Mulberries – the healthy sweets you can’t stop eating!

Posted on November 22 2012

Looking for a healthy treat that you can enjoy whenever you want, wherever you want and without worrying about the calories? Or perhaps you’re searching for a responsible alternative to your children’s usual sweets and sugary snacks that won’t damage their health, but will keep them coming back for more? Now you can satisfy even the most powerful of sugar cravings, with delicious, dried mulberries – temptingly sweet berries that once you start eating, you simply can’t stop!

Mulberries – a medicinal super fruit rich in resveratrol

The mulberry (Morus) bush, immortalised in the popular children’s nursery rhyme ‘Here we go round the mulberry bush’, belongs to the deciduous tree family of the Moraceae and grows predominantly in balmy, subtropical regions of Africa, Asia and North America. Its fruit is both deliciously sweet and powerfully medicinal. Indeed, mulberries have been used in traditional Chinese medicine for generations and are treasured for their ability to keep the heart and cardiovascular system healthy, strengthen the immune system, delay the signs of aging, lower blood sugar levels and enhance vision.

There are around ten to fifteen varieties of mulberry, the most common of which are the white mulberry (whose leaves are the favoured food of silkworms), the Chinese mulberry, the red mulberry and the black mulberry.

The myriad benefits of marvellous mulberries

Every juicy mulberry is packed with a range of beneficial nutrients including vitamins C and K, iron, calcium, fibre and antioxidants, which each offer a wide variety of special health benefits.

Vitamin C
Mulberries boast significantly high quantities of vitamin C, which promotes a healthy immune system, offers us added protection from viruses and bacteria, helps heal our wounds, reduces cholesterol levels, increases the natural lifespan of our cells and prevents an unpleasant condition known as scurvy.

Vitamin K
Mulberries are an excellent source of vitamin K, a fat-soluble vitamin, which is stored by the body in our fat tissue and liver. Vitamin K plays an essential role in helping our blood to clot and in promoting optimum bone health.

Iron
Iron is vital for the healthy function of both red and white blood cells, muscle performance and a robust immune system. A lack of iron is one of the most common modern nutrient deficiencies – according to the UK government more than 90% of British women currently receive less than the RNI (recommended nutritional intake).

Calcium
Calcium supports strong bones and teeth, healthy nerve function and aids muscle contraction and blood coagulation. Mulberries are rich in this important mineral, making them particularly ideal for growing children!

Fibre
Fibre is known to stimulate and maintain our digestive system, promote the growth of ‘friendly’ bacteria in our gut (and thus prevent infections such as Candida), encourage a healthy bowel movement, prevent constipation and slow down the absorption of carbohydrates, which can in turn aid weight management.

Antioxidants
Mulberries are brimming with powerful antioxidants, which help reduce cholesterol levels, lower the risk of cancer and heart disease, strengthen our immune system and delay the signs of aging. The British Dietetic Association recommends eating a diet rich in antioxidants as this “may reduce damage to cell DNA and cell membranes”.

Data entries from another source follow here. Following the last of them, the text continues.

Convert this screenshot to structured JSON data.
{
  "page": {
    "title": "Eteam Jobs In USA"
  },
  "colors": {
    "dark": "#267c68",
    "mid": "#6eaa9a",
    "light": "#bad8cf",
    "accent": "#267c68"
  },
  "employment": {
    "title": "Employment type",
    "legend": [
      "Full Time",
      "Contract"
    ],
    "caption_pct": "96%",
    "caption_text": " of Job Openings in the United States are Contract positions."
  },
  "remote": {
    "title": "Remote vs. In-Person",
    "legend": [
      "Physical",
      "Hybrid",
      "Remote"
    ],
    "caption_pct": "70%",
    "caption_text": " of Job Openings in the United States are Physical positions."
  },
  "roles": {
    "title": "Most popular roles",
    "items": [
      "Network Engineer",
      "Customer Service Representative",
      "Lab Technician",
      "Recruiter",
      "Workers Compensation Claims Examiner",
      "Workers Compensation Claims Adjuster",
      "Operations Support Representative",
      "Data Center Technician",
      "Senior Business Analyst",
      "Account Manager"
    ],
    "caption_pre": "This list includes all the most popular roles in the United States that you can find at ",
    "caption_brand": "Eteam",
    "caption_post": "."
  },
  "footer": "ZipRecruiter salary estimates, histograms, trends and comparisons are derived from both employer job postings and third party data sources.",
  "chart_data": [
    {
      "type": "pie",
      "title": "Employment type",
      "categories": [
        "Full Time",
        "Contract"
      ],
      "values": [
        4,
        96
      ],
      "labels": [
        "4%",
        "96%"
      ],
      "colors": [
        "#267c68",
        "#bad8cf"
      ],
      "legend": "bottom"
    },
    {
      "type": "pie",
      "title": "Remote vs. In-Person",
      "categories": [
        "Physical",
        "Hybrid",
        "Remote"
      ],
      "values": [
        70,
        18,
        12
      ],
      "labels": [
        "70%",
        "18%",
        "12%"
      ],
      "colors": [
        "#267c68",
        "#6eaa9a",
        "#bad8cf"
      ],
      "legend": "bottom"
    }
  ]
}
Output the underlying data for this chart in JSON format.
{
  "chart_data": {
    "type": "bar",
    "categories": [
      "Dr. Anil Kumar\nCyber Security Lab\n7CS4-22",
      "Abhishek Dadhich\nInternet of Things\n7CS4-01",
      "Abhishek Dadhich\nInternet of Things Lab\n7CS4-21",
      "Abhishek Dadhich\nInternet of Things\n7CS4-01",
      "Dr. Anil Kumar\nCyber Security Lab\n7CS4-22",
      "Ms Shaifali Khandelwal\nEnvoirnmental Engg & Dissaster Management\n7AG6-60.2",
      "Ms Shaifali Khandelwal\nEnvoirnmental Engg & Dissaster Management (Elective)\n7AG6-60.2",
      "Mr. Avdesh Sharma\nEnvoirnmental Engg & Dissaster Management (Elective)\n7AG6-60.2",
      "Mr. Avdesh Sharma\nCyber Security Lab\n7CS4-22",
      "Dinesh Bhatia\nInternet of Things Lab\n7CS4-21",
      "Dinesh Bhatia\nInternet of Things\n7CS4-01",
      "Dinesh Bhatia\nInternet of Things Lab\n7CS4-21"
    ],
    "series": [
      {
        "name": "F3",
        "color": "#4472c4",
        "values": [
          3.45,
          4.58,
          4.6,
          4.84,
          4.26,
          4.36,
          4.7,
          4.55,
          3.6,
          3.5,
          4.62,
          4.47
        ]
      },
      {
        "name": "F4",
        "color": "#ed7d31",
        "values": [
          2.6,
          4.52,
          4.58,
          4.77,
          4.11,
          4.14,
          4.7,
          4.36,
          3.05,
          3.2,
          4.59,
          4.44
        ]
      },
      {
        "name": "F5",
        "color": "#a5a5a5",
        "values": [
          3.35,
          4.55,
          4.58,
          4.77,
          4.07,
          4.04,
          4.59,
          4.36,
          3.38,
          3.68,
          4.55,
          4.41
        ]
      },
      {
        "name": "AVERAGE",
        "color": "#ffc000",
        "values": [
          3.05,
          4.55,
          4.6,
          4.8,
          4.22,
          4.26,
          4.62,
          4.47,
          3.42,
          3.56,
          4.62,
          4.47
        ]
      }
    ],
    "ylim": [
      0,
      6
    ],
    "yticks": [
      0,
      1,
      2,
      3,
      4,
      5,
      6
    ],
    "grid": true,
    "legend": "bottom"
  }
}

In particular, mulberries are rich in resveratrol, an antioxidant that acts as a natural antibiotic to fight off attack from bacteria and fungi and combat environmental stress. The same substance that is found in grapes and red wine, resveratrol is thought to promote a healthy heart and circulatory system, reduce our blood sugar levels and help prevent cancer and Alzheimer’s. Studies on mice indicated that resveratrol helped overweight mice run further and live for around 20 per cent longer and recent research has found that this antioxidant also increases the lifespan of human cells.

In addition, mulberries contain a generous amount of anthocyanins. Anthocyanins are flavonoids, which possess antiviral, anti-bacterial and anti-inflammatory qualities and can demonstrably reduce the risk of heart disease and stroke, delay the growth of tumours, stimulate blood circulation and improve our eyesight.

How to enjoy moreish mulberries

With an intensely sweet flavour that is often likened to honey, dried mulberries can be enjoyed as a healthy snack straight from the bag, or as a sweet addition to breakfast dishes, trail mixes, home made raw chocolate and all of your favourite desserts. The fresh fruit is also widely used in making jams and wines.